' --- FINE AIO SEO: Schema.org Product ---
Dimensioni: h: 110; l: 68; prof: 52 [cm]
Questa poltrona veneziana del Settecento risale al pieno periodo rococò, con struttura in legno intagliato riccamente decorata da motivi floreali e gambe a zampa di leone. La tappezzeria con "chinoiseries" presenta scene orientaleggianti, riflettendo il gusto esotico e raffinato dell'epoca.
Elegante e decorativa, incarna l'opulenza dell'aristocrazia veneziana.
Epoca
Settecento, 1750
Materiale
legno di noce intagliato
Stile
Luigi XV
Provenienza
Venezia
Tipologia delle gambe e del piede
Gambe anteriori mosse con terminazione a zampa leonina, elemento distintivo della produzione veneziana di metà Settecento.
Struttura e linea dello schienale
Schienale sagomato con profilo mistilineo, tipico del gusto veneziano tardo-barocco.
Motivi dell'intaglio
Intagli a motivi fogliacei e cartigli rocaille eseguiti a mano, con eccelente profondità e movimento.
La poltrona veneziana del Settecento: eleganza rococò tra forma e intaglio
Nel cuore dell’arte decorativa veneziana del XVIII secolo, la poltrona non era solo un elemento d’arredo, ma un vero e proprio simbolo di prestigio sociale. Tra le più ricercate dagli appassionati di antiquariato, le poltrone veneziane del Settecento si distinguono per la loro linea fluida, ricchezza scultorea e qualità artigianale.
Caratteristiche strutturali
Le poltrone veneziane settecentesche appartengono al gusto rococò, che prediligeva forme mosse, asimmetrie eleganti e leggerezza visiva. Lo schienale sagomato, spesso alto e ondulato, accoglie il corpo con grazia e imponenza. I braccioli ricurvi, finemente intagliati, si fondono in modo armonioso con la struttura del sedile.
Le gambe anteriori sono quasi sempre movimentate a ricciolo o a zampa di leone, mentre quelle posteriori sono leggermente arcuate, ma più semplici. Le linee sinuose sono accompagnate da un’intensa lavorazione ad intaglio a motivi vegetali, cartigli, volute e conchiglie, tutte eseguite a mano da maestri ebanisti.
Materiali e tecniche
Il legno più utilizzato era il noce, apprezzato per la sua resistenza e la capacità di restituire intagli dettagliati. A volte venivano impiegati anche legni più teneri nei modelli destinati alla doratura o alla laccatura, soprattutto nelle residenze aristocratiche o nei palazzi affacciati sul Canal Grande.

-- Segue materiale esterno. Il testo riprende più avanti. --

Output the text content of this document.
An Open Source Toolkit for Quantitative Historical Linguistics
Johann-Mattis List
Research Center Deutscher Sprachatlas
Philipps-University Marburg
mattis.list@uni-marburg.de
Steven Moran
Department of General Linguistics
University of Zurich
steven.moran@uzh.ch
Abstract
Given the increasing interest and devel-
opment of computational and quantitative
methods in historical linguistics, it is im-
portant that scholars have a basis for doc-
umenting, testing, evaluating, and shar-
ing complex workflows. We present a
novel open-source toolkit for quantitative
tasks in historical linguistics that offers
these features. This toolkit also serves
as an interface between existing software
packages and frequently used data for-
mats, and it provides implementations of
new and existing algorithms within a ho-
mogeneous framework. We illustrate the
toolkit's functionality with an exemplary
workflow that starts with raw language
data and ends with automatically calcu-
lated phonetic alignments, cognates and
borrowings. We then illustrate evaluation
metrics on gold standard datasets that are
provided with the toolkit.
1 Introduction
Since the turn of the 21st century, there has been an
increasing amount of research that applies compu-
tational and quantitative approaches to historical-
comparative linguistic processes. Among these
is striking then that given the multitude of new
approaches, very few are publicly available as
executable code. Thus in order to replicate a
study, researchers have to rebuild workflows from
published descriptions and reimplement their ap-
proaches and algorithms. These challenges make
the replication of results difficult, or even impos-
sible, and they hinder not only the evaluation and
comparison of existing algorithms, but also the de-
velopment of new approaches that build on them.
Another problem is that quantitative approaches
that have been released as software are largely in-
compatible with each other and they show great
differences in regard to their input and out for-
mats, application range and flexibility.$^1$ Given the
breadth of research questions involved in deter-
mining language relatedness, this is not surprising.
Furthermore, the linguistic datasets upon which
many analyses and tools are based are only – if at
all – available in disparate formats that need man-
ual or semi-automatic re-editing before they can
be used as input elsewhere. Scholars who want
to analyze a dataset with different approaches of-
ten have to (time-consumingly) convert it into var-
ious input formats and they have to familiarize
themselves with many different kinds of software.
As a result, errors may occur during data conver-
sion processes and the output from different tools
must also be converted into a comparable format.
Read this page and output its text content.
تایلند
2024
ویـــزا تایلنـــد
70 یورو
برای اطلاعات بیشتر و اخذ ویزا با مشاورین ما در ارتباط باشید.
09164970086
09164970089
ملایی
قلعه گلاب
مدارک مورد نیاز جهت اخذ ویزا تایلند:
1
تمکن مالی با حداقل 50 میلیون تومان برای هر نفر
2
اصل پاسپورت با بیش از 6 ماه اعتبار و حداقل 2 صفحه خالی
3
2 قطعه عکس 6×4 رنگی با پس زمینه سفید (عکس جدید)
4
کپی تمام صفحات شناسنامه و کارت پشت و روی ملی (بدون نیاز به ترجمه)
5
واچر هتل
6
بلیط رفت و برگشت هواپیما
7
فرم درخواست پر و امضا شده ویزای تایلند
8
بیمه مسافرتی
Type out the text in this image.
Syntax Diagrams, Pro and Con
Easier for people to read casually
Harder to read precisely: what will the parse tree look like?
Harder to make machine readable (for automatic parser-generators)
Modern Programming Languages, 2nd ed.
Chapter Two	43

La costruzione a tenone e mortasa senza viti metalliche è tipica dell’epoca e permette ancora oggi di distinguere una struttura originale da una copia moderna.
Differenze con altri stili regionali
Rispetto alla coeva produzione lombarda o piemontese, le poltrone veneziane sono più spettacolari e teatrali, con una maggiore enfasi sulla decorazione scultorea. L’influenza francese è presente, ma reinterpretata con estro tipicamente veneziano, spesso in funzione delle fastose architetture barocche locali.